Zugemüllte Küche begünstigt weiteren Müll
Bei dieser klassischen Küchen-Unordnungs-Situation spielt die sogenannte "Broken-Windows-Theorie" eine interessante Rolle: Laut ihr besteht ein Zusammenhang zwischen dem Verfall von Stadtgebieten und Kriminalität. So müssten zerbrochene Fensterscheiben schnell repariert werden, damit weitere Zerstörungen im Stadtteil und damit vermehrte Delinquenz verhindert werden kann.
"Wenn Sie in eine sehr reinliche Küche gehen, dann ist das ein Signal dafür, dass anscheinend hier die Reinlichkeitsnormen sehr stark eingehalten werden. Wohingegen: Wenn schon ein gewisses Ausmaß an Verschmutzung da ist, ist das ein Signal dafür, dass es die gesamte Gruppe nicht so genau damit nimmt."

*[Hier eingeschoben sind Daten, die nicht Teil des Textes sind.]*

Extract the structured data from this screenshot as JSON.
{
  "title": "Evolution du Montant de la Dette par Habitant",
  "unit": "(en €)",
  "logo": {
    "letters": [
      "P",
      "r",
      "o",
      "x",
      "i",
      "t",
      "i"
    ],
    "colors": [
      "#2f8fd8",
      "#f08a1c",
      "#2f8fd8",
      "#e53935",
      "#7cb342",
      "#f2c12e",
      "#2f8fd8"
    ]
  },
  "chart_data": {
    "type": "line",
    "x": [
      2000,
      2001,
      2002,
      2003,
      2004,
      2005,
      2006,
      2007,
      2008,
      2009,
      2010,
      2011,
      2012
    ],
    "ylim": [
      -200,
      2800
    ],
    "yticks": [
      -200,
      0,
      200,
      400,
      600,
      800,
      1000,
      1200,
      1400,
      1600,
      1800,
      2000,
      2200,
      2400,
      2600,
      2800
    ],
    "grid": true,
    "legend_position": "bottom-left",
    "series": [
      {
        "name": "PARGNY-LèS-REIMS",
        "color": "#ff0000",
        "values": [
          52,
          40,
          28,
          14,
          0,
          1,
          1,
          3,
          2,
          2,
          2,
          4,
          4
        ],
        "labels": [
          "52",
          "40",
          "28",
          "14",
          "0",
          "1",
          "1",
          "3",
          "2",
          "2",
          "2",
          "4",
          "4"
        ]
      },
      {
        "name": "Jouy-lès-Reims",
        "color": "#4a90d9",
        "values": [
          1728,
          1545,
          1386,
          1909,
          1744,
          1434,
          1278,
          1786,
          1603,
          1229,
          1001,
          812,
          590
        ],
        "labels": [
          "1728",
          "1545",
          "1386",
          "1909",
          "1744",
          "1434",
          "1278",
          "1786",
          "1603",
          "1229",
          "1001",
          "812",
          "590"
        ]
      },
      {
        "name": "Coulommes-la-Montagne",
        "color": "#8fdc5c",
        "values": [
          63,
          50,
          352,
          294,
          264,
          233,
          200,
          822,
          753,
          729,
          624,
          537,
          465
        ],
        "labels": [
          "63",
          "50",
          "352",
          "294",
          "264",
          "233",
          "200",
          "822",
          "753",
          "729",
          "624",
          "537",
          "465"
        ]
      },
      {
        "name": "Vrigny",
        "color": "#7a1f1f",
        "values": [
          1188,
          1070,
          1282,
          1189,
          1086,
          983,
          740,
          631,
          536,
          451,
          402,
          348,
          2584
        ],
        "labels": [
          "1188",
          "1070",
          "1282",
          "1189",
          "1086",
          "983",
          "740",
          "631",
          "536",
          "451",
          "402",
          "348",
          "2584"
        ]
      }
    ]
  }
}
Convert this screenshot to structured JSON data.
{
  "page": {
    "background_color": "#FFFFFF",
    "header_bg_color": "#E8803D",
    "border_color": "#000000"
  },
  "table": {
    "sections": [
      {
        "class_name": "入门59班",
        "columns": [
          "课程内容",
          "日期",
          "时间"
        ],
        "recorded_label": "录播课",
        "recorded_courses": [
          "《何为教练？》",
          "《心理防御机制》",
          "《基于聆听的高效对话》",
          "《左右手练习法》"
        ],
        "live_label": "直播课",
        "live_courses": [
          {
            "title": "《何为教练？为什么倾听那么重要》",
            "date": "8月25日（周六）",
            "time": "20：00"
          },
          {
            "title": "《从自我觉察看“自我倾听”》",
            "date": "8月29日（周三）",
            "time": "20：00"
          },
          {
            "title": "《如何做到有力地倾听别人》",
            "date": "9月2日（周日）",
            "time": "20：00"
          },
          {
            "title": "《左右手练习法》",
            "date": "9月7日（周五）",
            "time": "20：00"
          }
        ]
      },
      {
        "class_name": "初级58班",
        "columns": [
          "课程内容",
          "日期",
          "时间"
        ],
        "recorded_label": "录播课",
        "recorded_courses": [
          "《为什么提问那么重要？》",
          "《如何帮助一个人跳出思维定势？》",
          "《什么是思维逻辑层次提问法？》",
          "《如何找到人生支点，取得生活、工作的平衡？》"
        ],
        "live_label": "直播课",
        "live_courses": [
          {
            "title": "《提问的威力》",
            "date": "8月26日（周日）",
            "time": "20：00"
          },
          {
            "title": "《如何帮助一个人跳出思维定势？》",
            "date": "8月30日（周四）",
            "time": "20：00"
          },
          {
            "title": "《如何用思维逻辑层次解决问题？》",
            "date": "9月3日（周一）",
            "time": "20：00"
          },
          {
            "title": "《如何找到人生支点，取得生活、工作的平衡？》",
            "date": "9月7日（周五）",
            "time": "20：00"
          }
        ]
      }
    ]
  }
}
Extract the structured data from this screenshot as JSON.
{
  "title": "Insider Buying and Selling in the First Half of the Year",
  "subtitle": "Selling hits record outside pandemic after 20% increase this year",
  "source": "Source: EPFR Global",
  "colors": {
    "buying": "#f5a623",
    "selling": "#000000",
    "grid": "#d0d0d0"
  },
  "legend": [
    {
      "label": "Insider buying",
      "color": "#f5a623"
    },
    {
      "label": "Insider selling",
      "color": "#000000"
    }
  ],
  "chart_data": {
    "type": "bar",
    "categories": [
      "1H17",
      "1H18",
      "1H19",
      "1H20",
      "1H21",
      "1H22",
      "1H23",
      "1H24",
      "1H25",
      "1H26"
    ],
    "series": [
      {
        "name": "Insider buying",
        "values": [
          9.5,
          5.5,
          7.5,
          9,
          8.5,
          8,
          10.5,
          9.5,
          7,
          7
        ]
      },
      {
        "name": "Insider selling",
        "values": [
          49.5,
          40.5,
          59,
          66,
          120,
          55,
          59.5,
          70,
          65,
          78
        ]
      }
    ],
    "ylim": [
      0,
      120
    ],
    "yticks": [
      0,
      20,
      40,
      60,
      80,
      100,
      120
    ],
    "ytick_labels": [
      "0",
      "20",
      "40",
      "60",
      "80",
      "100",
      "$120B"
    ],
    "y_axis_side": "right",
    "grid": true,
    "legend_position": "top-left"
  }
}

Bezogen auf unsere Büro-Küche heißt das: Sobald einer anfängt, seine Tassen in der Spüle stehen zu lassen, finden sich schnell "Nachahmungstäter". Am besten sollte alles also immer sauber sein. Zettel sollen alle Küchennutzer und -nutzerinnen daran erinnern. So wie der Zettel, der in unserer Deutschlandfunk-Nova-Küche hängt: "Bitte hier kein Geschirr aus der Kantine sammeln, da das sonst dort fehlt. Am besten nach Benutzung wieder zurückbringen. Danke!"
Reden statt Zettel aufhängen
Sozialpsychologe Roland Deutsch glaubt aber nicht, dass die Zettelwirtschaft erfolgreich ist. Der Zettel sagt zwar: Hey, das Verhalten widerspricht der Norm! "Aber dass es überhaupt so weit gekommen ist, zeigt ja schon, dass Menschen in dieser Versuchungssituation dazu bereit sind, dem spontanen Impuls nachzugeben."
Roland Deutsch hat zwei andere Tipps, die helfen könnten:
- Kommunikation – das heißt, das Thema in einer größeren Runde ansprechen, ohne andere an den Pranger zu stellen. Oft sei gar nicht jedem klar, wie wichtig Sauberkeit in der Küche für andere ist.
- Regelmäßig zusammen sauber machen – "dann wären alle dabei. Die Angst, von den anderen ausgenutzt zu werden, wäre reduziert". Und der Schmutz wäre weg.